Customers have been approached by loan collection personnel at unusual hours and using harsh language, according to RBI governor Shaktikanta Das; ‘this is unacceptable.’
Governor of the Reserve Bank of India (RBI) Shaktikanta Das announced on Friday that the central bank would provide guidelines and steps soon to ensure the safety of the digital lending ecosystem while also improving client protection and fostering innovation.
He went on to say that as people utilize technology and digital services more, there are more instances of digital fraud and customer unhappiness.
He also stated that the RBI Working Group’s views on digital lending are being considered for the issue of guidelines.
The RBI says a Committee for Review of Customer Service Standards in RBI Regulated Entities (REs) was recently formed.
The committee will, among other things, examine the customer service landscape’s developing and evolving demands, particularly in the context of evolving digital financial products and their distribution, and make recommendations to enhance the overall consumer protection framework.
Financial technology regulation, he added, is necessary because of the difficulties it poses to the financial system and the additional dangers it introduces. These dangers have an impact on financial stability and market integrity as a whole.
He was speaking at a Financial Express event called “Disruptions & Opportunities in the Financial Sector.
He remarked of new-age technologies, “When it comes to technology, it may transcend regulatory or national boundaries. The blockchain technology is the most applicable example in this instance. Different blockchain systems can’t be restricted to a single regulator or country.”
Another example, he noted, is De-centralised Finance (DeFi), which processes financial applications on a blockchain with little or no involvement from centralised middlemen. Regulators have significant issues with DeFi because of its anonymity, absence of a centralized governing organization, and legal uncertainty, which can render typical regulatory approaches useless. As a result, there is a case to be made for a globally coordinated regulatory strategy and inter-regulatory coordination to allow for a full evaluation of such operations and risk reduction. The RBI’s regulatory strategy has been re-aligned, according to Das, in order to promote and nurture innovation. Account aggregators and peer-to-peer lending companies have regulatory standards that show a proactive regulatory attitude.

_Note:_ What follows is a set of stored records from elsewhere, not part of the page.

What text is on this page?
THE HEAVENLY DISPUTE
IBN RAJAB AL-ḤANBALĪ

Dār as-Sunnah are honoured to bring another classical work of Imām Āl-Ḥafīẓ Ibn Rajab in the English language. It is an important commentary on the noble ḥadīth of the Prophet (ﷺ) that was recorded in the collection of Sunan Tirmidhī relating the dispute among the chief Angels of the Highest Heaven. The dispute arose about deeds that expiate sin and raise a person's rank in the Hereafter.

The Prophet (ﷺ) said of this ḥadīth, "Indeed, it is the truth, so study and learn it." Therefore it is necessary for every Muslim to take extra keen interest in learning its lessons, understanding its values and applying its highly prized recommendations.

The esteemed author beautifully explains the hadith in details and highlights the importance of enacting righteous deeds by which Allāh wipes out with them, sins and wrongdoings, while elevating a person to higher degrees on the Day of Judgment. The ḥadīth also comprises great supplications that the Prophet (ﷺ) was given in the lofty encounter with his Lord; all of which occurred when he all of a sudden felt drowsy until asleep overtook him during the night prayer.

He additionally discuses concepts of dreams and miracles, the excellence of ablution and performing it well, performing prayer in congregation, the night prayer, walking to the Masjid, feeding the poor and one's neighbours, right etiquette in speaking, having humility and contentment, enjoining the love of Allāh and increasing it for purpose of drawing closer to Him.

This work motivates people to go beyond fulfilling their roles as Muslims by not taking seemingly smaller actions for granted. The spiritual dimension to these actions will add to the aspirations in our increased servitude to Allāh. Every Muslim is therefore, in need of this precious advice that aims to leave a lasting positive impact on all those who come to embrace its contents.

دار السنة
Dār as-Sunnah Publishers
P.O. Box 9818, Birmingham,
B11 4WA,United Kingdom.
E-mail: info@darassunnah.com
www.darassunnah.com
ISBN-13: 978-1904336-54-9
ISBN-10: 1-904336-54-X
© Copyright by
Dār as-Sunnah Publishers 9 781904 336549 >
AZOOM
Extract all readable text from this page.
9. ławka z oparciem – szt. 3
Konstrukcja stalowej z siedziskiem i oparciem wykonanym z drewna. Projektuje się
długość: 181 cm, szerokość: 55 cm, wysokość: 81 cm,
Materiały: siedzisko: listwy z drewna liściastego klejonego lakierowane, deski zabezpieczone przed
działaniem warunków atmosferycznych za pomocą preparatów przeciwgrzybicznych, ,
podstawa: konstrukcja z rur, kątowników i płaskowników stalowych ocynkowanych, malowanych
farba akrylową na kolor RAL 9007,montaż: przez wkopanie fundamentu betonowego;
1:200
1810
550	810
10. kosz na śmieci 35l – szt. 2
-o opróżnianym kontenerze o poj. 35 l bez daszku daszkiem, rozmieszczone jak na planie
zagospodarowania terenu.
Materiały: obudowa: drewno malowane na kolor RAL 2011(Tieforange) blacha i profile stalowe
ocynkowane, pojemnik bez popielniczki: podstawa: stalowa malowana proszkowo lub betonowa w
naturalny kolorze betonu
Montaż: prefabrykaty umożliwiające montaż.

According to Das, “a regulatory sandbox enabling environment has been in place for the previous three years. The Reserve Bank of India (RBI) has also established the Reserve Bank Innovation Hub (RBIH) to spur Fintech development. The establishment of a central bank digital currency (CBDC) is now in the works.”
On loan recovery procedures, he added that another area that the RBI is looking into is the harsh recovery tactics employed by certain lenders who do not have proper checks and controls over their recovery agents. Das went on to say, “We’ve received reports of recovery agents calling consumers at odd hours, even beyond midnight. Derogatory language has also been alleged of being used by recovery agents. Recovery agents’ techniques are ineffective and jeopardize the reputations of financial institutions.